Statistical analysis:
A target sample size of 152 participants (76 clopidogrel and 76 aspirin) over 1.5 years (8.4
patients/month) is sufficient to provide preliminary estimates of the effect size and
variation in efficacy, as well as feasibility information regarding the conduct of the
clinical trial. This calculation provides 80% power to detect a 65% reduction in the hazard
of SBI for those receiving clopidogrel versus aspirin, assuming a 2-sided 0.05 alpha level,
loss-to-follow-up and death rates of 10%, and follow-up for 24 months. Even if the effect
size observed in the clinical trial is not as large, the trial will still generate valuable
estimates of effect size and variation for efficacy, as well as feasibility information.
These estimates can be used to design a larger, more definitive clinical trial.

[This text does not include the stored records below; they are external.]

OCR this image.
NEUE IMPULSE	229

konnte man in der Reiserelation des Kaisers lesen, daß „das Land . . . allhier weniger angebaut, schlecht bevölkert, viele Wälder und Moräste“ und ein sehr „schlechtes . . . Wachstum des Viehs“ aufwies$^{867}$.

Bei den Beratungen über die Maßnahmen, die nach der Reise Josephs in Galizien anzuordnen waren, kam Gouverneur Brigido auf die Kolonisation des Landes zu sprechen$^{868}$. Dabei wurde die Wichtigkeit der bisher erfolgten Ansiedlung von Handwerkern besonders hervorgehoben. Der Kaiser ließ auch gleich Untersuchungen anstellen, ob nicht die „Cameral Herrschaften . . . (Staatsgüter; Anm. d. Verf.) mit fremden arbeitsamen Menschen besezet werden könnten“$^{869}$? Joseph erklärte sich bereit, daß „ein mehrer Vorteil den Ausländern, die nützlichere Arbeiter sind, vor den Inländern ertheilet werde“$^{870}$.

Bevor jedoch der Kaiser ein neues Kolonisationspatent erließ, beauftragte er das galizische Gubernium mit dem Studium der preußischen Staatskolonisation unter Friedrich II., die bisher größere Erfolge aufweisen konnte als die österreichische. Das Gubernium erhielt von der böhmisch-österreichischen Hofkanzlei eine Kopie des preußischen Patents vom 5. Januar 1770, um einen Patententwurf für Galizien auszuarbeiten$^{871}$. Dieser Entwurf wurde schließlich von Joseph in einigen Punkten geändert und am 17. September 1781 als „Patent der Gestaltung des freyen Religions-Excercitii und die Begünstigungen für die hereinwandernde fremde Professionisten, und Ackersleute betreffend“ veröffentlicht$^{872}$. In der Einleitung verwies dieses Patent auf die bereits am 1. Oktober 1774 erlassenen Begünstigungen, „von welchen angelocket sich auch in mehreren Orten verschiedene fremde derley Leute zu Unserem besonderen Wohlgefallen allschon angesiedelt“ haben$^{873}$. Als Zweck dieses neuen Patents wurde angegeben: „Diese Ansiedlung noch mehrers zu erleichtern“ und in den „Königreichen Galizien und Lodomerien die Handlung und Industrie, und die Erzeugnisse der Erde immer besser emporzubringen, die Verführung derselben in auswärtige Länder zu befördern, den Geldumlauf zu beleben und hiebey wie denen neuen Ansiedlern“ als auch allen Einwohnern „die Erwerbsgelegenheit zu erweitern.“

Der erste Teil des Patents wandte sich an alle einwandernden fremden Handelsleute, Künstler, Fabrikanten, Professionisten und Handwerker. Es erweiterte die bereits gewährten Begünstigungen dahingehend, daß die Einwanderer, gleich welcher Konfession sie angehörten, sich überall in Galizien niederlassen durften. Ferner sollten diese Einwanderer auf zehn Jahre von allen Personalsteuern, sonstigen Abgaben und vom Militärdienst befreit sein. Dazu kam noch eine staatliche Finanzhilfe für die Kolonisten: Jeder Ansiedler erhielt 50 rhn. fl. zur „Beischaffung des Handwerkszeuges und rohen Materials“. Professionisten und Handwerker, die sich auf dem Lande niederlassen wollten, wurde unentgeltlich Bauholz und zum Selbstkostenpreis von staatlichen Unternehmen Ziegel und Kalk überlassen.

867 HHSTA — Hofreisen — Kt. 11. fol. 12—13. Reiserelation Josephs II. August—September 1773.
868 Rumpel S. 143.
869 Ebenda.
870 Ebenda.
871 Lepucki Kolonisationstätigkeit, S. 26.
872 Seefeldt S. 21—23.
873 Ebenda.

The time to incident SBI distribution will be compared between the clopidogrel and aspirin
arms using a log-rank test. Adverse event will be compared between the treatment groups using
a Chi-square test, or Fisher's exact test for rare events. Analyses will be based on the
intention-to-treat principle. A separate per-protocol analysis, analyzing data from all
patients who adhered to the study medication will be performed. No formal interim efficacy
analyses will be performed. Data quality, protocol implementation, retention and patient
adherence and adverse events will be summarized every six months. Statistical significance
will be set at p<0.05. A multiple imputation method will be used to impute missing data.
Anticipated findings:
The investigators anticipate that treatment with clopidogrel at standard dose for secondary
stroke prevention will lead to a significant decrease in the incidence of SBIs as compared to
treatment with aspirin. The current data will provide proof of concept for future larger
trials with more extended follow-up time that are able to also evaluate reduction on key
cardiovascular outcomes, such as stroke, myocardial infarction and sudden death. In addition,
key data regarding clinical and imaging features of patients with SBI and progression of
cognitive impairment will be obtained.